The ceremony was part of the VCAL program and involved prayers, poems and speeches from teachers, students and guest speakers.

Guest speakers included John Chaskiel, a Buchenwald survivor, Ahron Shapiro from Australia/Israel & Jewish Affairs Council (AIJAC), Phil Symons OAM and myself.

The students involved in the ceremony were; Matthew Ferguson, Joel Spencer, Jesse Vanderwiel, Amy Hanks, Teagan Bennett, Chanal Schepen, Sean Sturzaker, Jamie Mascuilli, Zach Rault and Brittany Bartholomew.

The ceremony was very moving and I was captivated by all who spoke.

Ceremonies like this are important in honouring and paying tribute to the victims of the terrible evils of the past.

Never forget. Never again.


Below is a copy of a magnificent speech written and delivered by Sean Sturzaker, Jamie  Mascuilli and Zach Rault.

By Jamie, Zach and Sean

It was estimated that 6 million Jewish people died during the Holocaust,6 million… that is a hard number to appreciate. That’s equivalent to 60 MCG arena’s filled with 100,000 people each, it seems like it is a fairly comprehensible representation, but is it really?

As young people we benefit from our schools ensuring that we are educated in not only the events that led up to World War Two, but that we are taught about the monstrosities of the Holocaust.  Although there are stories, images and statistics that opened out eyes to these horrors, the greatest lesson we have learned is that inherent evil exists within mankind  and that it is up to us to ensure that no one will ever again have to endure this hardship so that history never repeats itself.

From our studies we have come to learn that the Holocaust is man’s most inhumane act of genocide, humiliation, discrimination and anti-Semitism at its absolute worst in the history of mankind. Several amounts of text and film have been created based upon the events that took place in the holocaust, films such as Schindlers List and texts such as Elie Wiesel’s memoir Night, have allowed us to have a closer and more detailed  understanding of the events that happened during the Holocaust, as well as impacting the way we feel about the holocaust in general.
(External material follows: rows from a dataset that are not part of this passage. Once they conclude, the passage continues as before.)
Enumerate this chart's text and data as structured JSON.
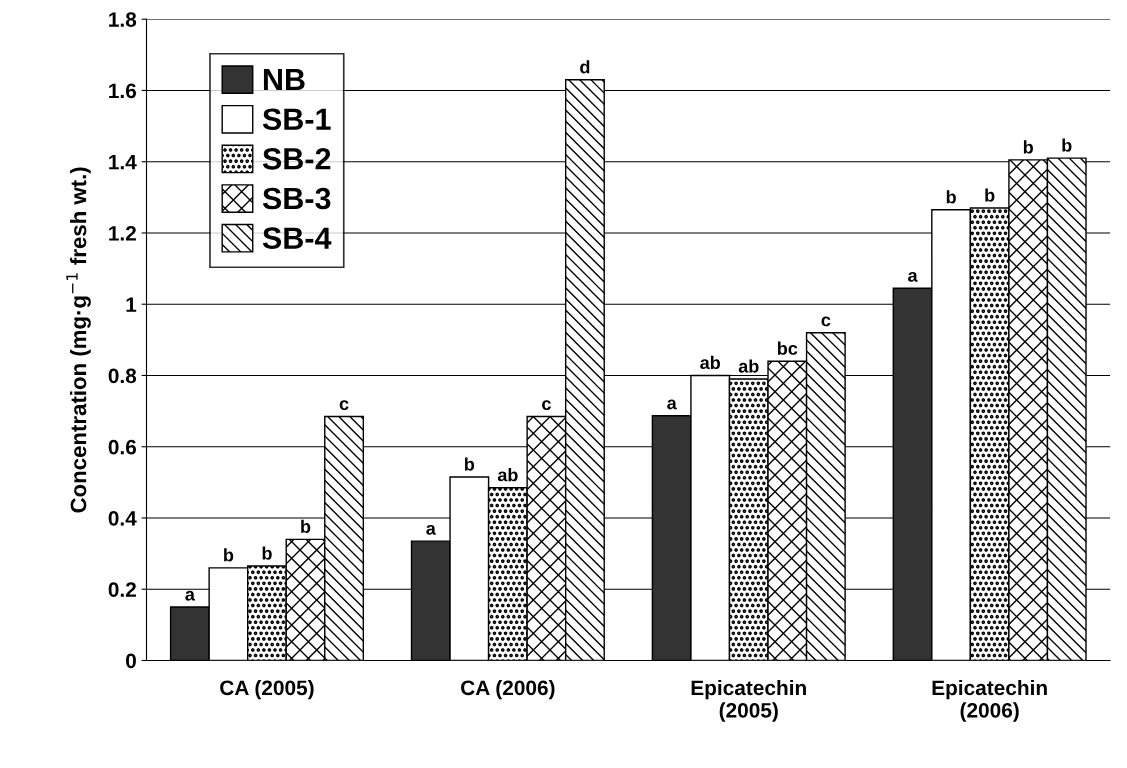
{
  "chart_data": {
    "type": "bar",
    "ylabel": "Concentration (mg·g$^{−1}$ fresh wt.)",
    "categories": [
      "CA (2005)",
      "CA (2006)",
      "Epicatechin\n(2005)",
      "Epicatechin\n(2006)"
    ],
    "series": [
      {
        "name": "NB",
        "color": "#333333",
        "values": [
          0.15,
          0.335,
          0.687,
          1.045
        ],
        "value_labels": [
          "a",
          "a",
          "a",
          "a"
        ]
      },
      {
        "name": "SB-1",
        "color": "#ffffff",
        "values": [
          0.26,
          0.515,
          0.8,
          1.265
        ],
        "value_labels": [
          "b",
          "b",
          "ab",
          "b"
        ]
      },
      {
        "name": "SB-2",
        "color": "#ffffff",
        "values": [
          0.265,
          0.485,
          0.79,
          1.27
        ],
        "value_labels": [
          "b",
          "ab",
          "ab",
          "b"
        ]
      },
      {
        "name": "SB-3",
        "color": "#ffffff",
        "values": [
          0.34,
          0.685,
          0.84,
          1.405
        ],
        "value_labels": [
          "b",
          "c",
          "bc",
          "b"
        ]
      },
      {
        "name": "SB-4",
        "color": "#ffffff",
        "values": [
          0.685,
          1.63,
          0.92,
          1.41
        ],
        "value_labels": [
          "c",
          "d",
          "c",
          "b"
        ]
      }
    ],
    "ylim": [
      0,
      1.8
    ],
    "yticks": [
      0,
      0.2,
      0.4,
      0.6,
      0.8,
      1,
      1.2,
      1.4,
      1.6,
      1.8
    ],
    "grid": "y",
    "legend": "top left"
  }
}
Our school has given us several opportunities to further extend our knowledge on the various events that took place such as when our Year 11 English classes attended the Melbourne Holocaust museum excursion on the seventh of March, On this eye-opening day we were granted the privilege to speak to holocaust survivors and hear the stories of what they faced during these horrendous time.

Near the end of the day we were able to listen to Jack Foegl a holocaust survivor  who endured segregation and away forced to hide; all of this at about our age. This fact helped me to connect and relate more to Jacks story. Jack spoke of the time he was arrested and imprisoned to the time of his escape and liberation. He was shaking when he spoke and trembled with some stories and looked like he was on the verge of crying, but not once did I detect a sense of hatred in his voice. I feel honoured and privileged to be able to hear his story despite the pain and potential repercussion of having to relive these moment.  Despite this, Jack still shares his experience so that we as young people can learn from it.

Learning about this tragedy has impacted us greatly. Having heard personal testimonies, read Holocaust Literature and attending the Holocaust Museum, we have been taught to not only appreciate historical facts, but the moral lessons of the Holocaust. This will help to shape our future. We are all human and therefore all equal. It is these lessons we will take with us throughout life to ensure that history never repeats itself. We pay our
respects  and ensure that we never forget.